2011. Kenneth vit dans une grande maison lumineuse avec Jamie. Il a pris sa retraite et coule des jours paisibles entre son jardin et le golf. Avec Jamie, ils carburent au vin blanc. Kenneth est convaincu que son fils est heureux. Rosie quant à elle a bien compris que son frère, devenu accroc aux jeux vidéo, ne tourne pas rond.  Elle a convoqué une réunion de famille pour demander des comptes. Agée maintenant de 37 ans, elle réalise que sa vie est un gâchis, sans vrai métier, sans mari, sans enfants, sans argent. Elle en rend responsable ses parents, qui l’ont poussée à suivre son rêve sans espoir de devenir une grande violoniste et ne l’ont jamais vraiment aidée. Elle a une exigence nette et précise : « achetez-moi une maison ».  Pour Kenneth et Sandra, ce serait se priver, mener une retraite plus austère. Kenneth a une autre idée : pourquoi ne se remettraient-ils pas ensemble ? Pourquoi Sandra ne se débarrasserait-elle pas de son mari devenu grabataire et lui, Kenneth, de la charge que représente son fils Jamie ? Ils pourraient voyager de par le monde et jouir ensemble d’une retraite bien méritée par 40 ans de dur labeur !
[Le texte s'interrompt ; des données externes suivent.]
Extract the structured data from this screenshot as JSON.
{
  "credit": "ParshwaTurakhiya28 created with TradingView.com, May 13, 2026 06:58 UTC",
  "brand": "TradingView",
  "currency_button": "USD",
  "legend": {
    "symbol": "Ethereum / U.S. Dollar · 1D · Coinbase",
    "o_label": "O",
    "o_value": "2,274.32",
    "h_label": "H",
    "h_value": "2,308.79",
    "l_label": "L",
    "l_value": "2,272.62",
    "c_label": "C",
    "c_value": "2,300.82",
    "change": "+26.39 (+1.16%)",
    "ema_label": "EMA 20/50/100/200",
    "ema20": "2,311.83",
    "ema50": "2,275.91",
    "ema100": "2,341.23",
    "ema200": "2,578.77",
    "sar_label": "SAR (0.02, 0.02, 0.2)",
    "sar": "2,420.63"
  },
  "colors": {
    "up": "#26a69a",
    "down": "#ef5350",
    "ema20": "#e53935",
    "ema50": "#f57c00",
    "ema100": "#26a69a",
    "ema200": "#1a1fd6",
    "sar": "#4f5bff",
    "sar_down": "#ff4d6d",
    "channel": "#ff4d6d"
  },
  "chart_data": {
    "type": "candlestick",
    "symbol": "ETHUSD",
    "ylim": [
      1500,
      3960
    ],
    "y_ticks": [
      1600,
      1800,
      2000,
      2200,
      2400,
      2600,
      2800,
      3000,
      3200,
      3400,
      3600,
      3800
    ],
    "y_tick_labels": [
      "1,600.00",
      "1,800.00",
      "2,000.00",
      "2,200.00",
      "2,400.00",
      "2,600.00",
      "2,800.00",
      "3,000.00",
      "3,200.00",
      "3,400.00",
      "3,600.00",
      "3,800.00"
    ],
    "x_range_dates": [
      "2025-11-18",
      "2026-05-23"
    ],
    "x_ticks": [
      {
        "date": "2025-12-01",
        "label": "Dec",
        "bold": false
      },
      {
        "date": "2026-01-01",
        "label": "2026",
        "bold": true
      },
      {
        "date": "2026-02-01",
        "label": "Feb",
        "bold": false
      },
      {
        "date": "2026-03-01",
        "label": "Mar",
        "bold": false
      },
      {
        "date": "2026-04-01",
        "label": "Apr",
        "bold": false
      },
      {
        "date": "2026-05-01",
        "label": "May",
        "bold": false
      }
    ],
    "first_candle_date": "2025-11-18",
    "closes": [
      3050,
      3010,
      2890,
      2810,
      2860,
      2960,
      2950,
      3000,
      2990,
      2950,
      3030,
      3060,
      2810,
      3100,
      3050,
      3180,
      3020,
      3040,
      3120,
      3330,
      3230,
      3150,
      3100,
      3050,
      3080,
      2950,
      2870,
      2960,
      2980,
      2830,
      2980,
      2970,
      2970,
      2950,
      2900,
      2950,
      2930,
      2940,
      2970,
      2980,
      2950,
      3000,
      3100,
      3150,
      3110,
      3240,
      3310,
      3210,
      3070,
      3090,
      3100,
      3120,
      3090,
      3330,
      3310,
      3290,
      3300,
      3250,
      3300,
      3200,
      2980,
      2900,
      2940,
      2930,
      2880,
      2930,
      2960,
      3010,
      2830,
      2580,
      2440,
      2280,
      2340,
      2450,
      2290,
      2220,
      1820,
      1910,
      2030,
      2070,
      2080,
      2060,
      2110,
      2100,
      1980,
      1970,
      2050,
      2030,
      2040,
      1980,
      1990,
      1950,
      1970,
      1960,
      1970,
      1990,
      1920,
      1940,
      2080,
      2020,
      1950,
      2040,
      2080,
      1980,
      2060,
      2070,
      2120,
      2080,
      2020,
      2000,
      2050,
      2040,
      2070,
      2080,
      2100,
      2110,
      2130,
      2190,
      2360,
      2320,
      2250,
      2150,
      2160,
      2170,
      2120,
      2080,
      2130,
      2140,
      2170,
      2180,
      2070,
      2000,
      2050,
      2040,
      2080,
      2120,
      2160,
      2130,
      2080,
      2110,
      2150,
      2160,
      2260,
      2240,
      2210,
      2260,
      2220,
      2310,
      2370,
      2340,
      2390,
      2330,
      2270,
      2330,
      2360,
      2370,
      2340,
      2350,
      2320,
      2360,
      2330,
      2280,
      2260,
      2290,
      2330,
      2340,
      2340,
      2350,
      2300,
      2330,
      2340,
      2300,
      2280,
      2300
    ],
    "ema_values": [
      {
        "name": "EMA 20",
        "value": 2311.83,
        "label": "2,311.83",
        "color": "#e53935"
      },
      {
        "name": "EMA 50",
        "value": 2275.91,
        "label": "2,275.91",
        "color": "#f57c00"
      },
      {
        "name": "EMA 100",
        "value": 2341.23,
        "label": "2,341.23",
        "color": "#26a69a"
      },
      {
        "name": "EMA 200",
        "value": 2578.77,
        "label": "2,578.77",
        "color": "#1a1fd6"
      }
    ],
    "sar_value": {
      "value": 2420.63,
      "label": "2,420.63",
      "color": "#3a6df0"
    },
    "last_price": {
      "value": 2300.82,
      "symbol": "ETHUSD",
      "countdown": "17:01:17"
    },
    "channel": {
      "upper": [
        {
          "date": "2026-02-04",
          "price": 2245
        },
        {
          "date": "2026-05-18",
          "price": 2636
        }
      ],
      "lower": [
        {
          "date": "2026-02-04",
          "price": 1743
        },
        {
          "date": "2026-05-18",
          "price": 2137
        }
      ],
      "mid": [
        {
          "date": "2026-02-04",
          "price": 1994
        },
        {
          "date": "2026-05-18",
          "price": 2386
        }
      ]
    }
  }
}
Tendrement enlacés, Kenneth et Sandra dansent sur la chanson « all you need is love ». Le monde extérieur, à commencer par leurs enfants, est  exclu de leur étreinte.

« Love, love, love » dresse un portrait cruel d’une génération, la mienne, qui sous le masque d’une revendication de liberté a souvent le visage de l’égoïsme. Les acteurs, en particulier Lisa Jackson (Sandra) et Ben Addis (Kenneth) sont remarquables.